Jahandad Khan

Personal information
- Full name: Jahandad Khan
- Born: 16 June 2003 (age 23) Rawalpindi, Punjab, Pakistan
- Batting: Left-handed
- Bowling: Left-arm medium-fast
- Role: All-rounder

International information
- National side: Pakistan (2024–2025);
- T20I debut (cap 118): 18 November 2024 v Australia
- Last T20I: 26 March 2025 v New Zealand
- T20I shirt no.: 58

Domestic team information
- 2023–present: Rawalpindi
- 2024–present: Pakistan Television
- 2024–present: Lahore Qalandars
- 2024–present: Stallions
- 2024–present: Fortune Barishal

Career statistics
| Competition | T20I | First-class | List A | T20 |
| Matches | 8 | 6 | 23 | 38 |
| Runs scored | 29 | 190 | 221 | 249 |
| Batting average | 7.25 | 17.27 | 15.78 | 15.56 |
| 100s/50s | 0/0 | 0/1 | 0/1 | 0/0 |
| Top score | 17 | 67 | 51* | 45* |
| Balls bowled | 108 | 1,049 | 972 | 674 |
| Wickets | 7 | 29 | 40 | 38 |
| Bowling average | 30.14 | 23.62 | 24.55 | 27.28 |
| 5 wickets in innings | 0 | 1 | 0 | 0 |
| 10 wickets in match | 0 | 0 | 0 | 0 |
| Best bowling | 2/30 | 7/65 | 4/49 | 3/9 |
| Catches/stumpings | 1/– | 2/– | 10/– | 6/– |
- Source: Cricinfo, 26 March 2025

= Jahandad Khan (cricketer) =

Pakistani cricketer (born 2003)

Jahandad Khan (Note: ) (born 16 June 2003) is a Pakistani cricketer who plays as a left-arm medium-fast bowler and left hand batter for Rawalpindi and Pakistan national team. He has also played for Lahore Qalandars in the Pakistan Super League.

==Domestic career==
He made his first-class debut for Rawalpindi against Karachi on 10 October 2023 in the 2023–24 Quaid-e-Azam Trophy. He made his List A debut against FATA on 1 November 2023 in the 2023–24 Pakistan Cup. He made his T20 debut against Abbottabad on 24 November 2024 in the 2023–24 National T20 Cup. He also played Pakistan Super League in 2024 for Lahore Qalandars. He played 2024–25 Champions One-Day Cup for Stallions.

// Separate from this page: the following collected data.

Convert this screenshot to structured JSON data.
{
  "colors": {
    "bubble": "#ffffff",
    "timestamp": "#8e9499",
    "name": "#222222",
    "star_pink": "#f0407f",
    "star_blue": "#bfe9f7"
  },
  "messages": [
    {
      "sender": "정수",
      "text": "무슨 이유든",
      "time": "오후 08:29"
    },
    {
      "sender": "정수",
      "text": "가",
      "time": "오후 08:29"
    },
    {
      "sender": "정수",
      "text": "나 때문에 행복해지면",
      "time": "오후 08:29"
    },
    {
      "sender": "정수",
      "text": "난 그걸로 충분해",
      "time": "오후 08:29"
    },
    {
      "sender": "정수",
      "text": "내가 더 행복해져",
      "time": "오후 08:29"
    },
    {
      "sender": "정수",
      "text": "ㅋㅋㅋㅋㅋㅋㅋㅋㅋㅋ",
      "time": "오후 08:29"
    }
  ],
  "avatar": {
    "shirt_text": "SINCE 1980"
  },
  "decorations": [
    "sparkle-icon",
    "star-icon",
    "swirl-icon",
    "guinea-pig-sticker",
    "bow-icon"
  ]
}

He took his first ever five-wicket haul in first-class cricket in the 2023–24 President's Trophy against State Bank of Pakistan (7/65).

== International career ==
In October 2024, he was called up to Pakistan T20I side for the series against Australia and Zimbabwe. Khan made his Twenty20 International (T20I) debut for Pakistan against Australia on 18 November 2024 in the third match of the tour.